REPUBLIKA.CO.ID, JAKARTA - Selama ini sejumlah pihak menilai KPK diberikan kewenangan yang berlebih hingga bisa memonopoli penanganan kasus korupsi. Namun, Indonesia Corruption Watch (ICW) tidak menilai demikian.
Menurut Peneliti ICW, Febridiansyah, dari 45.301 laporan dugaan korupsi yang masuk ke KPK periode 2004-2010, KPK hanya menangani sebanyak 2.849 kasus atau 6,36 persen. Dari laporan itu sebanyak 7.183 atau 16,03 persen sudah terindikasi korupsi.
"Sedangkan sebanyak 4.334 kasus atau 9.67 persen sudah diteruskan ke instansi penegak hukum lainnya.

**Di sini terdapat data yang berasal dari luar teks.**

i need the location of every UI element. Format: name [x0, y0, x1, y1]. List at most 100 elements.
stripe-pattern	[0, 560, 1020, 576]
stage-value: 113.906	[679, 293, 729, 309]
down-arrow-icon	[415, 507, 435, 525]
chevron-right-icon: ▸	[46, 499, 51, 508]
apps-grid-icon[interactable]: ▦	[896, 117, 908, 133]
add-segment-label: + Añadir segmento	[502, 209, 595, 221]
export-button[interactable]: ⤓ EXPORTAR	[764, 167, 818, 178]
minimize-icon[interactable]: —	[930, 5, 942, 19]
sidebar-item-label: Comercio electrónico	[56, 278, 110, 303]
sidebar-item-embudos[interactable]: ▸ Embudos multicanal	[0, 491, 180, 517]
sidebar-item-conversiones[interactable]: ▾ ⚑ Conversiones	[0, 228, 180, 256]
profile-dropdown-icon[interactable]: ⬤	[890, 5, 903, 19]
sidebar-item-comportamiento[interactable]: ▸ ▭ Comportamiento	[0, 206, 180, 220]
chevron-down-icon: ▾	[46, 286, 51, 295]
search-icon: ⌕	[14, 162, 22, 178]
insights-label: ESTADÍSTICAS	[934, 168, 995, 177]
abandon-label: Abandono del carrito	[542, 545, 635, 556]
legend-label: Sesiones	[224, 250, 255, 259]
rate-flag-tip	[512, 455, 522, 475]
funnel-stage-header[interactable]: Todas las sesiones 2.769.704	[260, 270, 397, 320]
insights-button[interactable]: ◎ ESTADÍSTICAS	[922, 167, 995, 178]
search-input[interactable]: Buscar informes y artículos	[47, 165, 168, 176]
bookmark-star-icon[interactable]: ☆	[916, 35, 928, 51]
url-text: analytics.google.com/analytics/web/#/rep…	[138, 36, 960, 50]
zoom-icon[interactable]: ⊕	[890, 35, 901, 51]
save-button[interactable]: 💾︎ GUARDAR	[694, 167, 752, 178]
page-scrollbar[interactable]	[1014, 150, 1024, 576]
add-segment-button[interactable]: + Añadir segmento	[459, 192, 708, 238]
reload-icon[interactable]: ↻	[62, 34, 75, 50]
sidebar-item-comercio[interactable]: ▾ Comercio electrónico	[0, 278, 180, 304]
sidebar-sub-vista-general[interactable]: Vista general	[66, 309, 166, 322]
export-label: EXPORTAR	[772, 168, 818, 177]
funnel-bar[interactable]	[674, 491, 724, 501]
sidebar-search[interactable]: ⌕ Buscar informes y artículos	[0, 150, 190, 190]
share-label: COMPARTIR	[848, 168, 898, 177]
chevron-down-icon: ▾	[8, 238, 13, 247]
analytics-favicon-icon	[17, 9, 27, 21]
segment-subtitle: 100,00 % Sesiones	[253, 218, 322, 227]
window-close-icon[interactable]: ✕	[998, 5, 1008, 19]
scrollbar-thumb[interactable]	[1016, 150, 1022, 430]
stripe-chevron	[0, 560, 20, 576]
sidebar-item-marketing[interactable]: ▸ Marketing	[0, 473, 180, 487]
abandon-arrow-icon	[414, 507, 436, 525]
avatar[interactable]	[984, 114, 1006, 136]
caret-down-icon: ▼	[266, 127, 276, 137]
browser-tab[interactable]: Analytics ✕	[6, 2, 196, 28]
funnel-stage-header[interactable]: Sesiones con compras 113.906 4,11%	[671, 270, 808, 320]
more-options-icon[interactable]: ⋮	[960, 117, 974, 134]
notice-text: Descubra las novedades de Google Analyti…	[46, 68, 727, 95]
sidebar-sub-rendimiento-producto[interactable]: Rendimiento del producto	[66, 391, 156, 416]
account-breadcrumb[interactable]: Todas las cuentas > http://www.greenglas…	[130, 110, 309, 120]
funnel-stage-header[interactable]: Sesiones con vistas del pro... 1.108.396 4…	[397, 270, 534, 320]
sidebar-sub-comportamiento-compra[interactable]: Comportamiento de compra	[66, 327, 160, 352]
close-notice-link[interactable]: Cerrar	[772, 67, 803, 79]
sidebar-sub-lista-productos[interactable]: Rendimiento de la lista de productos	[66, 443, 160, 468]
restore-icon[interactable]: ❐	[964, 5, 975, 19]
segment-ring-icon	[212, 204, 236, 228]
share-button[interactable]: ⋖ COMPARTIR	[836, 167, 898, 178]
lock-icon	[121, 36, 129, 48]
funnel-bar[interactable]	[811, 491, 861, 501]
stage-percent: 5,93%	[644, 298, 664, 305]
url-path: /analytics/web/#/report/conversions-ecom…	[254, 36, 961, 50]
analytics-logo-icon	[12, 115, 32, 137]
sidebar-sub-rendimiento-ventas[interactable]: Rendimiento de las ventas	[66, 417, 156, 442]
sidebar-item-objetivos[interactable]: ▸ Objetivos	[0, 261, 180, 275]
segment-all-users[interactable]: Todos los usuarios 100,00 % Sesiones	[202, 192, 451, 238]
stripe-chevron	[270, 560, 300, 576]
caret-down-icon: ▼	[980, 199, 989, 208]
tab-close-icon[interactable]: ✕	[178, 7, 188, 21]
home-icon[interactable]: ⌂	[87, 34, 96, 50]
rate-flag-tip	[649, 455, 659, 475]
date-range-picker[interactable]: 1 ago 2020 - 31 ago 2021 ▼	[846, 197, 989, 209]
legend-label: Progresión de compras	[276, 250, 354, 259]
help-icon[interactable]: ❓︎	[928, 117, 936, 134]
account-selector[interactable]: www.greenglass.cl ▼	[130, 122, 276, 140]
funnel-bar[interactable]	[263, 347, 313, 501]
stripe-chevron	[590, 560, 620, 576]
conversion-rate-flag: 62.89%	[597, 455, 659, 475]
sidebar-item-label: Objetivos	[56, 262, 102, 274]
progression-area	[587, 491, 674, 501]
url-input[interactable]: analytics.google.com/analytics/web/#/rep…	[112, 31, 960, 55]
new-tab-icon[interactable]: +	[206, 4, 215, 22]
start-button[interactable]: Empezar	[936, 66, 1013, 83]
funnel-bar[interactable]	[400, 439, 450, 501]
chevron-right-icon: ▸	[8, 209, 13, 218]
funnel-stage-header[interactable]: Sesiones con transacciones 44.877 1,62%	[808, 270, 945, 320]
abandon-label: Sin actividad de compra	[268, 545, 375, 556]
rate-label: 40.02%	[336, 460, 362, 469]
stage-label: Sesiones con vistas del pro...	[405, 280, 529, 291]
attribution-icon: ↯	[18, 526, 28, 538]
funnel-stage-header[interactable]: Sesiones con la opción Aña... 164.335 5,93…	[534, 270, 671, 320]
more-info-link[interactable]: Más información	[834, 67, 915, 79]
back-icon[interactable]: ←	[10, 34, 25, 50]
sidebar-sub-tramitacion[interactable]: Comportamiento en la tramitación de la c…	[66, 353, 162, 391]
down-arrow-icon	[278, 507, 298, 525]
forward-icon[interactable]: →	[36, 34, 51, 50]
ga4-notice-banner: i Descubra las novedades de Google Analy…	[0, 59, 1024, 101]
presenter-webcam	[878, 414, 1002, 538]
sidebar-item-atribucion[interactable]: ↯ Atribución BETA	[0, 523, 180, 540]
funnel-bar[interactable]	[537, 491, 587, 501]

Jadi KPK tidak memonopoli penanganan kasus korupsi yang berdasarkan laporan masyarakat," ujar Febri saat menjadi pembicara pada Seminar Nasional Penguatan Pemberantasan Korupsi melalui Koordinasi dan Supervisi yang diadakan oleh ICW bekerjamasama dengan UNODC di Jakarta, Kamis (27/10).

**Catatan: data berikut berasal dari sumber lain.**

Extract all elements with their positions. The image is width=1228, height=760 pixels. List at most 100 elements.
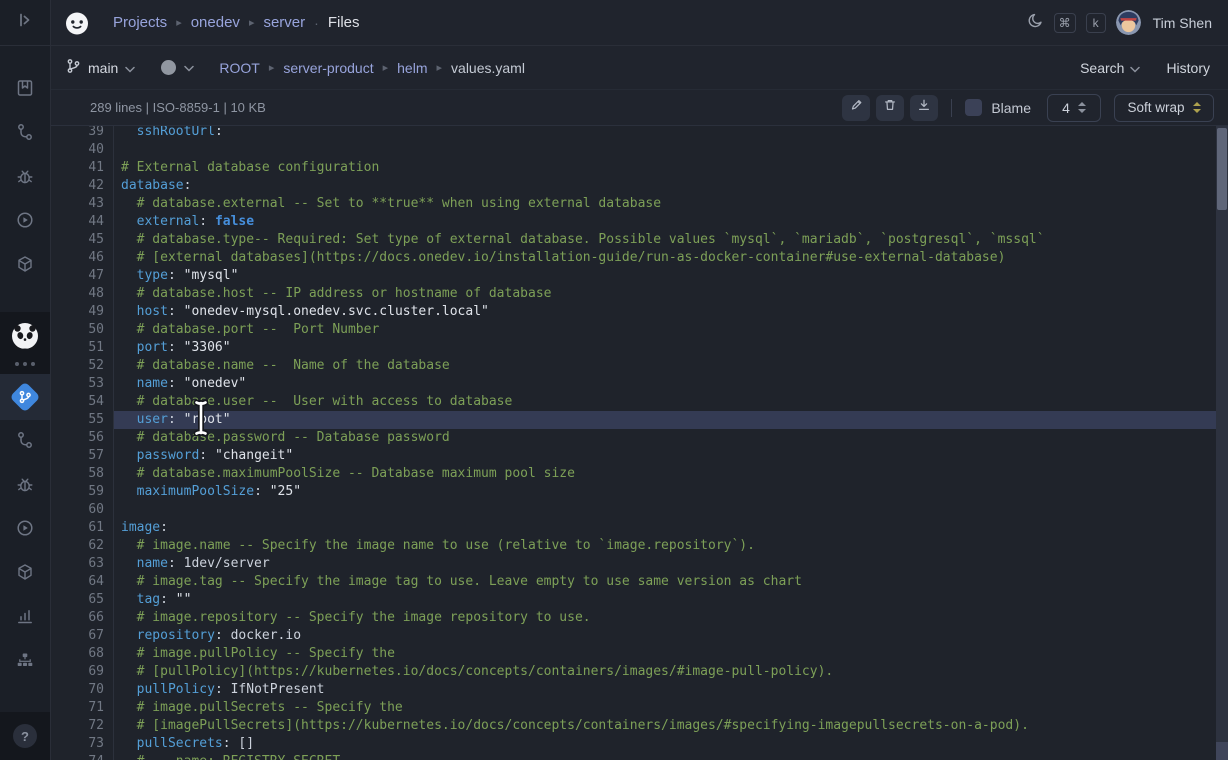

Oleh karena itu, Febri menyatakan kalau ada pihak-pihak yang menyebut KPK monopoli, patut dipertanyakan. Apakah mereka sudah mengetahui tentang data-data tersebut.
Menurut Febri, jika laporan-laporan korupsi itu bukan masuk wilayah kewenangan KPK, maka lembaga ad hoc itu kemudian meneruskan ke 7 lembaga penegak hukum lainnya seperti Kejaksaan, Kepolisian, Itjen dan LPND, BPKP, BPK, Bawasda dan MA.
"Mayoritas diserahkan ke kepolisian dan kejaksaan," kata Febri. Namun,pertanyaannya bagaimana tindak lanjut penanganan kasus-kasus yang diteruskan itu?," kata Febri.